Дом, где жил Антон Попов, Воронов нашел довольно быстро. В местное отделение полиции он, по некотором размышлении, решил не обращаться и обойтись собственными силами. Покосившийся деревянный домик выглядел уныло и даже обреченно. Жалобно скрипнула калитка, лениво забрехал облезлый, клочкастый, сразу видно, что старый, пес, привязанный к ветхой будке грязной перетертой в нескольких местах веревкой.
У входа в дом стояли корзины с собранными яблоками, глянцевыми, мокрыми от недавнего дождя, как будто забытыми и никому не нужными. На веревках висело промокшее, спутанное ветром белье, которое постирали, но отчего-то не убрали, отдав на откуп осеннему ливню. На двери висел большой амбарный замок.
Воронов остановился, в нерешительности почесав затылок. Хозяев явно не было дома, и он прикидывал, что лучше – пойти по соседям или все-таки отправиться к местным полицейским за подмогой и информацией. Снова заскрипела калитка, и во двор заглянул невысокий хлипкий мужичонка лет шестидесяти.
– Ты что здесь делаешь? – спросил он неожиданно густым басом, отчаянно не вязавшимся с его обликом. – Вот я сейчас полицию вызову. Шарят и шарят по дворам охламоны. Чисто стервятники. Узнали, что в доме беда, и слетелись, чтобы падалью поживиться. Ну-ка убирайся отседова, а то шмальну сейчас, не доводи до греха.
Мужичонка действительно вытащил из-за спины охотничий дробовик, и Дмитрий примирительно поднял обе руки, словно сдаваясь.
– Я не стервятник, я из полиции, – сообщил он и, достав из кармана удостоверение, протянул его мужичку. Тот подошел поближе, уткнулся в протянутый документ носом, видимо, плохо видел, забормотал под нос, чуть ли не по слогам.
– Во-ро-нов Дмит-рий, – прочитал он и секунду-другую постоял, видимо, обдумывая прочитанное. – Уп-рав-ле-ни-е УВД по городу. – Он снова замолчал, немного подумал и поднял на Дмитрия слезящиеся светлые глаза: – Так это ж от нас далеко.
– Шарик маленький, – сказал Дмитрий, убирая удостоверение обратно в карман. – Земной шарик, я имею в виду.
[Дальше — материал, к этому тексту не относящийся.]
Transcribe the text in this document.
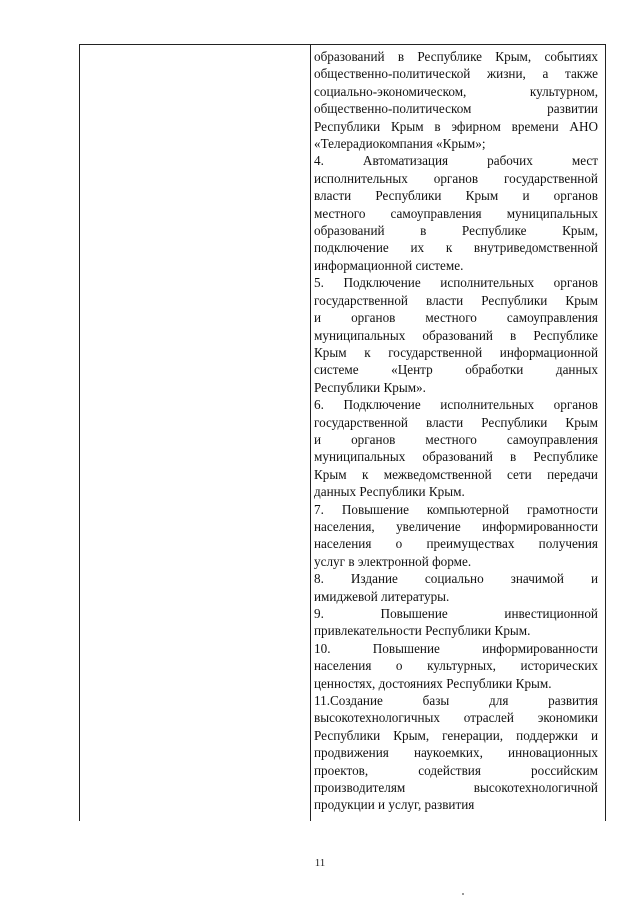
образований в Республике Крым, событиях
общественно-политической жизни, а также
социально-экономическом, культурном,
общественно-политическом развитии
Республики Крым в эфирном времени АНО
«Телерадиокомпания «Крым»;

4. Автоматизация рабочих мест
исполнительных органов государственной
власти Республики Крым и органов
местного самоуправления муниципальных
образований в Республике Крым,
подключение их к внутриведомственной
информационной системе.

5. Подключение исполнительных органов
государственной власти Республики Крым
и органов местного самоуправления
муниципальных образований в Республике
Крым к государственной информационной
системе «Центр обработки данных
Республики Крым».

6. Подключение исполнительных органов
государственной власти Республики Крым
и органов местного самоуправления
муниципальных образований в Республике
Крым к межведомственной сети передачи
данных Республики Крым.

7. Повышение компьютерной грамотности
населения, увеличение информированности
населения о преимуществах получения
услуг в электронной форме.

8. Издание социально значимой и
имиджевой литературы.

9. Повышение инвестиционной
привлекательности Республики Крым.

10. Повышение информированности
населения о культурных, исторических
ценностях, достояниях Республики Крым.

11.Создание базы для развития
высокотехнологичных отраслей экономики
Республики Крым, генерации, поддержки и
продвижения наукоемких, инновационных
проектов, содействия российским
производителям высокотехнологичной
продукции и услуг, развития

11
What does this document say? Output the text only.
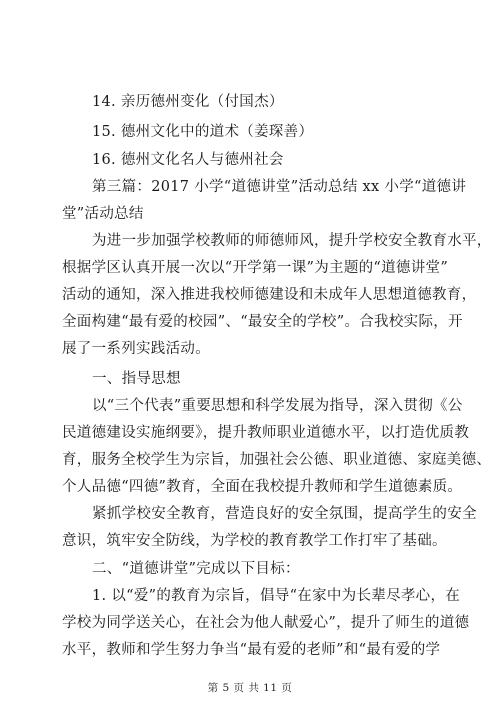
14. 亲历德州变化（付国杰）
15. 德州文化中的道术（姜琛善）
16. 德州文化名人与德州社会
第三篇：2017 小学“道德讲堂”活动总结 xx 小学“道德讲
堂”活动总结
为进一步加强学校教师的师德师风，提升学校安全教育水平，
根据学区认真开展一次以“开学第一课”为主题的“道德讲堂”
活动的通知，深入推进我校师德建设和未成年人思想道德教育，
全面构建“最有爱的校园”、“最安全的学校”。合我校实际，开
展了一系列实践活动。
一、指导思想
以“三个代表”重要思想和科学发展为指导，深入贯彻《公
民道德建设实施纲要》，提升教师职业道德水平，以打造优质教
育，服务全校学生为宗旨，加强社会公德、职业道德、家庭美德、
个人品德“四德”教育，全面在我校提升教师和学生道德素质。
紧抓学校安全教育，营造良好的安全氛围，提高学生的安全
意识，筑牢安全防线，为学校的教育教学工作打牢了基础。
二、“道德讲堂”完成以下目标：
1. 以“爱”的教育为宗旨，倡导“在家中为长辈尽孝心，在
学校为同学送关心，在社会为他人献爱心”，提升了师生的道德
水平，教师和学生努力争当“最有爱的老师”和“最有爱的学
第 5 页 共 11 页
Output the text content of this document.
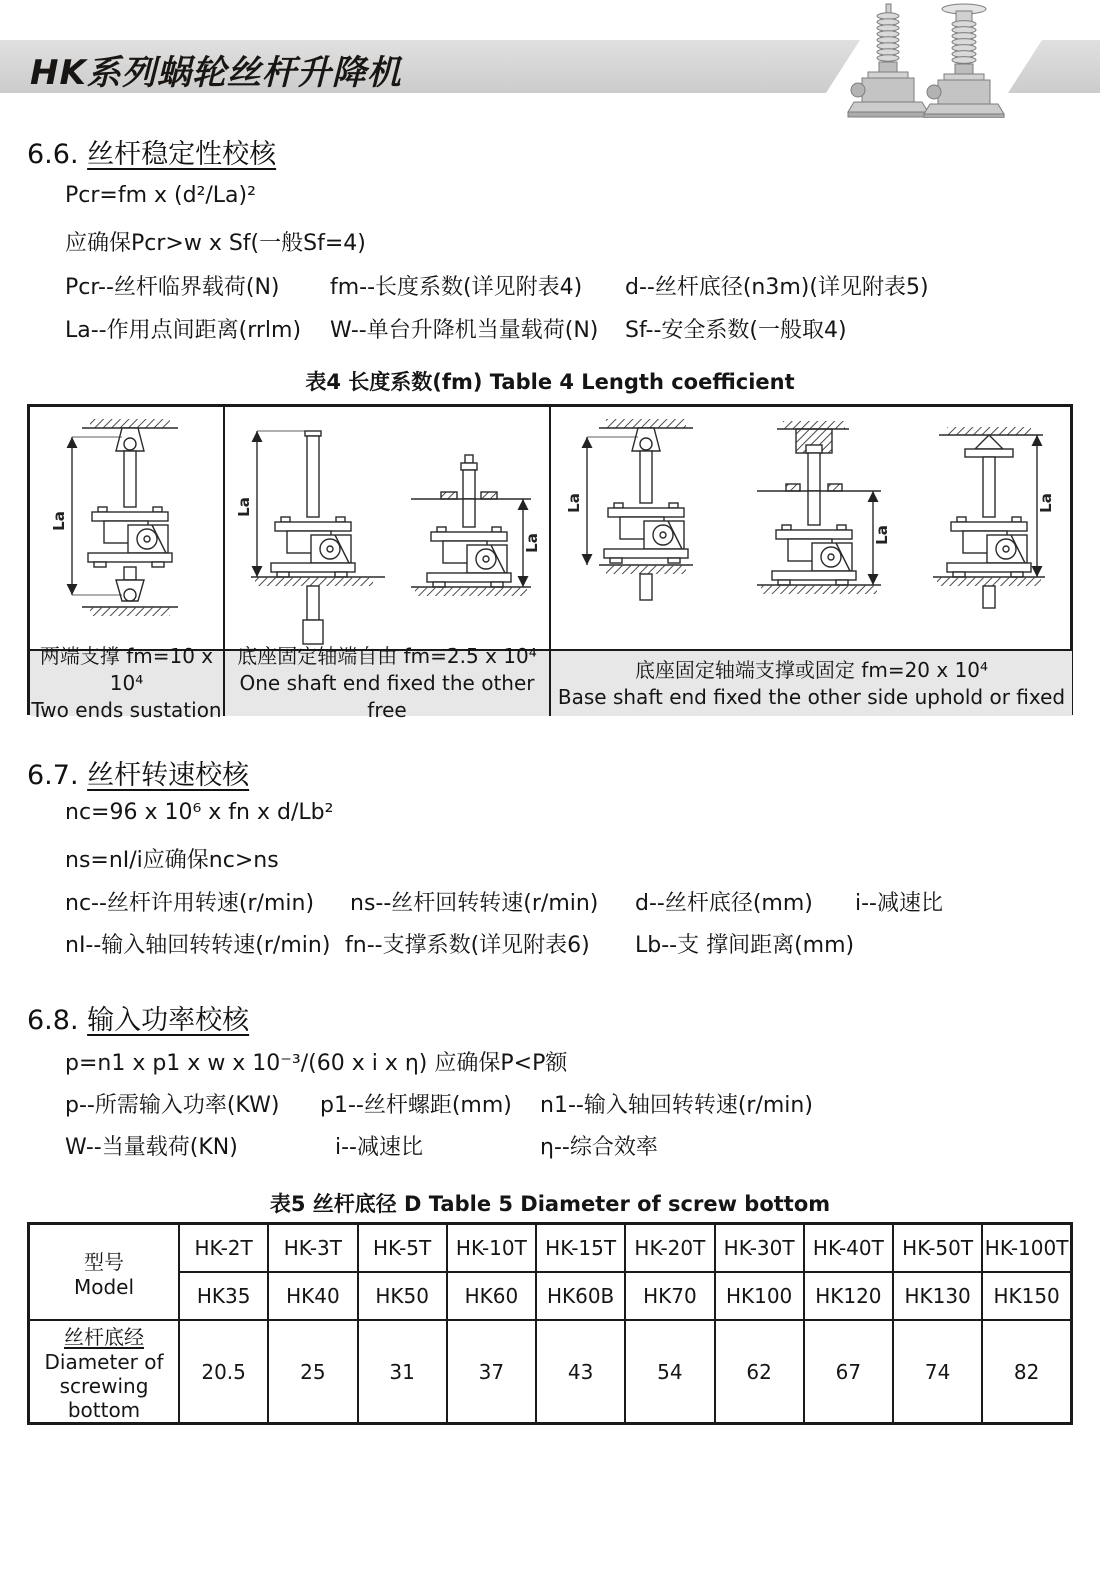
HK系列蜗轮丝杆升降机
6.6. 丝杆稳定性校核
Pcr=fm x (d²/La)²
应确保Pcr>w x Sf(一般Sf=4)
Pcr--丝杆临界载荷(N) fm--长度系数(详见附表4) d--丝杆底径(n3m)(详见附表5)
La--作用点间距离(rrlm) W--单台升降机当量载荷(N) Sf--安全系数(一般取4)
表4 长度系数(fm) Table 4 Length coefficient
La
La
La
La
La
La
两端支撑 fm=10 x 10⁴
Two ends sustation
底座固定轴端自由 fm=2.5 x 10⁴
One shaft end fixed the other free
底座固定轴端支撑或固定 fm=20 x 10⁴
Base shaft end fixed the other side uphold or fixed
6.7. 丝杆转速校核
nc=96 x 10⁶ x fn x d/Lb²
ns=nI/i应确保nc>ns
nc--丝杆许用转速(r/min) ns--丝杆回转转速(r/min) d--丝杆底径(mm) i--减速比
nI--输入轴回转转速(r/min) fn--支撑系数(详见附表6) Lb--支 撑间距离(mm)
6.8. 输入功率校核
p=n1 x p1 x w x 10⁻³/(60 x i x η) 应确保P<P额
p--所需输入功率(KW) p1--丝杆螺距(mm) n1--输入轴回转转速(r/min)
W--当量载荷(KN)	i--减速比	η--综合效率
表5 丝杆底径 D Table 5 Diameter of screw bottom
型号
Model	HK-2T	HK-3T	HK-5T	HK-10T	HK-15T	HK-20T	HK-30T	HK-40T	HK-50T	HK-100T
	HK35	HK40	HK50	HK60	HK60B	HK70	HK100	HK120	HK130	HK150

丝杆底经
Diameter of
screwing bottom	20.5	25	31	37	43	54	62	67	74	82
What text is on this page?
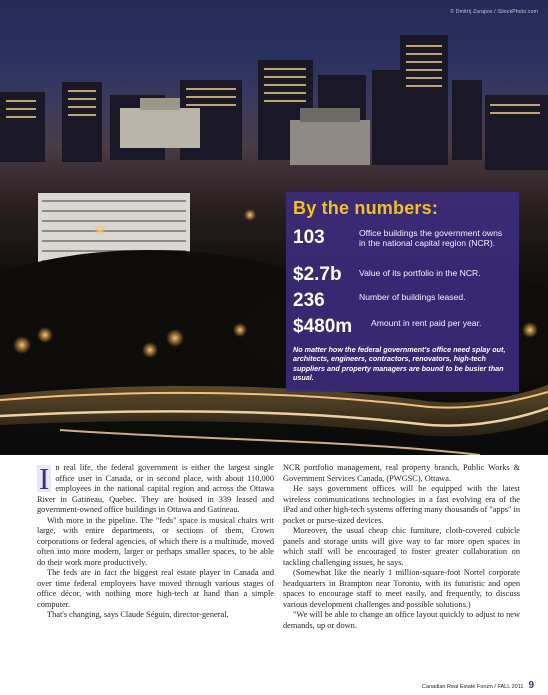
© Dmitrij Zarapov / iStockPhoto.com
By the numbers:
103	Office buildings the government owns in the national capital region (NCR).
$2.7b	Value of its portfolio in the NCR.
236	Number of buildings leased.
$480m	Amount in rent paid per year.
No matter how the federal government's office need splay out, architects, engineers, contractors, renovators, high-tech suppliers and property managers are bound to be busier than usual.

I n real life, the federal government is either the largest single office user in Canada, or in second place, with about 110,000 employees in the national capital region and across the Ottawa River in Gatineau, Quebec. They are housed in 339 leased and government-owned office buildings in Ottawa and Gatineau.

With more in the pipeline. The "feds" space is musical chairs writ large, with entire departments, or sections of them, Crown corporations or federal agencies, of which there is a multitude, moved often into more modern, larger or perhaps smaller spaces, to be able do their work more productively.

The feds are in fact the biggest real estate player in Canada and over time federal employees have moved through various stages of office décor, with nothing more high-tech at hand than a simple computer.

That's changing, says Claude Séguin, director-general,

NCR portfolio management, real property branch, Public Works & Government Services Canada, (PWGSC), Ottawa.

He says government offices will be equipped with the latest wireless communications technologies in a fast evolving era of the iPad and other high-tech systems offering many thousands of "apps" in pocket or purse-sized devices.

Moreover, the usual cheap chic furniture, cloth-covered cubicle panels and storage units will give way to far more open spaces in which staff will be encouraged to foster greater collaboration on tackling challenging issues, he says.

(Somewhat like the nearly 1 million-square-foot Nortel corporate headquarters in Brampton near Toronto, with its futuristic and open spaces to encourage staff to meet easily, and frequently, to discuss various development challenges and possible solutions.)

"We will be able to change an office layout quickly to adjust to new demands, up or down.

Canadian Real Estate Forum / FALL 2011 9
Так что все относительно близко, хотя страна у нас действительно большая.
– Так ты из того города, где Тоху убили, – понял вдруг старичок. – Матерь его ищешь? Так в больнице Аннушка. Как про сына-то весточку получила, так и слегла. Увезли ее по «Скорой» в ЦРБ нашу, говорят, гипертонический криз. А я так думаю, удар у ей случился, а врачи просто лечить не хотят или нечем им. А в область переводить – связи нужны, а откуда у Аннушки связи. Вот ты скажи, могут у простого человека нужные связи быть или не могут?
Дмитрий признался, что про связи не в курсе, и поинтересовался у мужичка, как того зовут.
– Иван Савельевич я, сосед ихний, – он кивнул головой на запертый дом. – Я к Аннушке как раз в гости зашел, наливает она мне иногда, жалеет, добрая она, Аннушка-то. Вот я зашел, она мне борща налила, хлеба отрезала, самогону налила, а сама во двор пошла белье развешивать. Говорит: «Некогда мне, Савельич, с тобой балабонить, мне еще яблочное варенье готовить». Тоха у нее очень яблочное уважал, вот она и затеялась, чтобы к его приезду успеть. А тута из полиции нашей и пришли с сообщением, что Тоху убили. Аннушка как услышала, так и упала, где стояла. Вот мы ее в больницу-то и отправили, я дом запер, теперь хожу, проверяю, чего тут и как.